Slots and Slugs

While working in the shop building machines Dad quickly became the resident expert on how to do things on a Davenport. One day one of the other older workers came to Dad and handed him a round disk just about the size of a quarter. He asked Dad if it was possible to cut off a piece flat like it on a Davenport. Dad said, “Sure, that’s easy.” So they gave him the bar stock centerless ground and Dad rapidly made up several thousand disks to their specs.

Well, the next week they invited Dad to go out with them to make the rounds of the local bars. At that time slot machines were legal in all the gin mills and the only coin that showed was the last one played. These guys proceeded to load slugs into these machines as fast as they could pull the handle, putting all the payoffs in their pocket and putting a real quarter in as the last play. They made the rounds that night and converted their slugs into real money. The next week they invited Dad to go along again. The very first bar they went in they started playing the slots and could see the bartender was very nervous, watching them closely.

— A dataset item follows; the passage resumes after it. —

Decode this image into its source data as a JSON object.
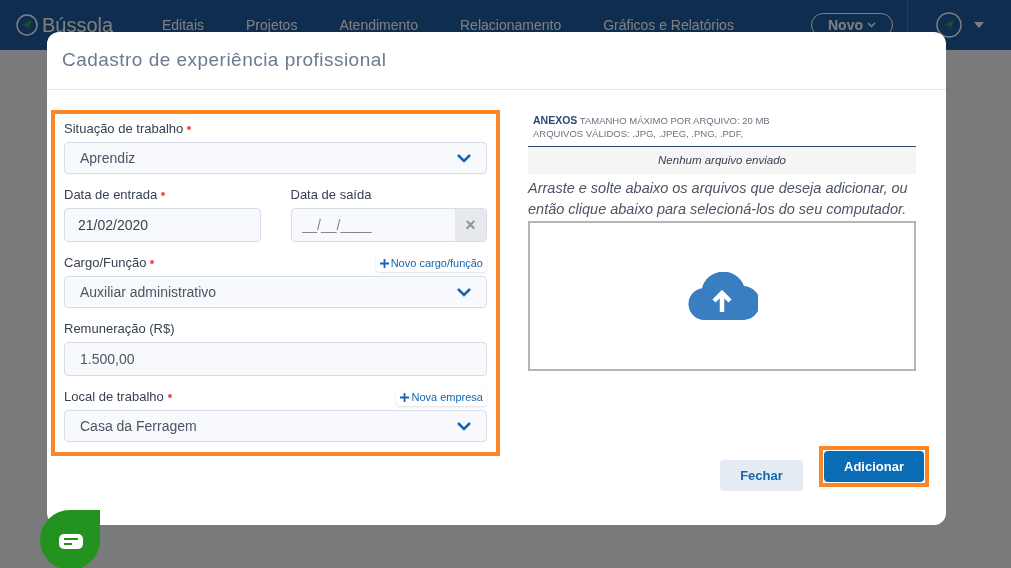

Just as the bartender started around the bar to check up on them the machine paid off big with a bunch of the previous weeks slugs. Well Dad thought, “This is it!”. But the guy that was playing the machine grabbed a handful of slugs and said to the bartender in a loud voice, “What the hell kind of a place are you running here?” “Look at all these slugs.” The bartender apologized all over the place and said, “If I catch the guys that are doing this I’ll kill them, but I’ll make all of them slugs good.” They never did it again!

Hard as Nails

One day the carpenter that built the shipping crates for the machines came over to Dad and said, “Earl, you should see that big Swede bend nails with his bare hands. Now Dad, having grown up working with his hands, had the strongest grip I have ever seen. He said, “What kind of nails?” The carpenter gave him a nail and Dad bent it with ease. “Jeez Kris Earl, do that again”, he said. “That’s easy”, Said Earl. Well the carpenter then hatched a plan and said, “Let’s have some fun Earl.” He took some nails and put them in a cyanide hardening pot. Cyanide was used back then to case harden steel and would leave it clean and shiny but hard as glass. Then the carpenter went around making bets that the little guy in the assembly, all hundred and fifty pounds of him, could bend more nails than the Swede. The bets were placed and the guy gave the Swede one of the hardened nails which of course he couldn’t bend. Dad made it look easy and they all thought they lost the bet until Dad took the hard nail and put it in a vise. He hit it with a hammer and it did indeed shatter like glass. The laugh was on them.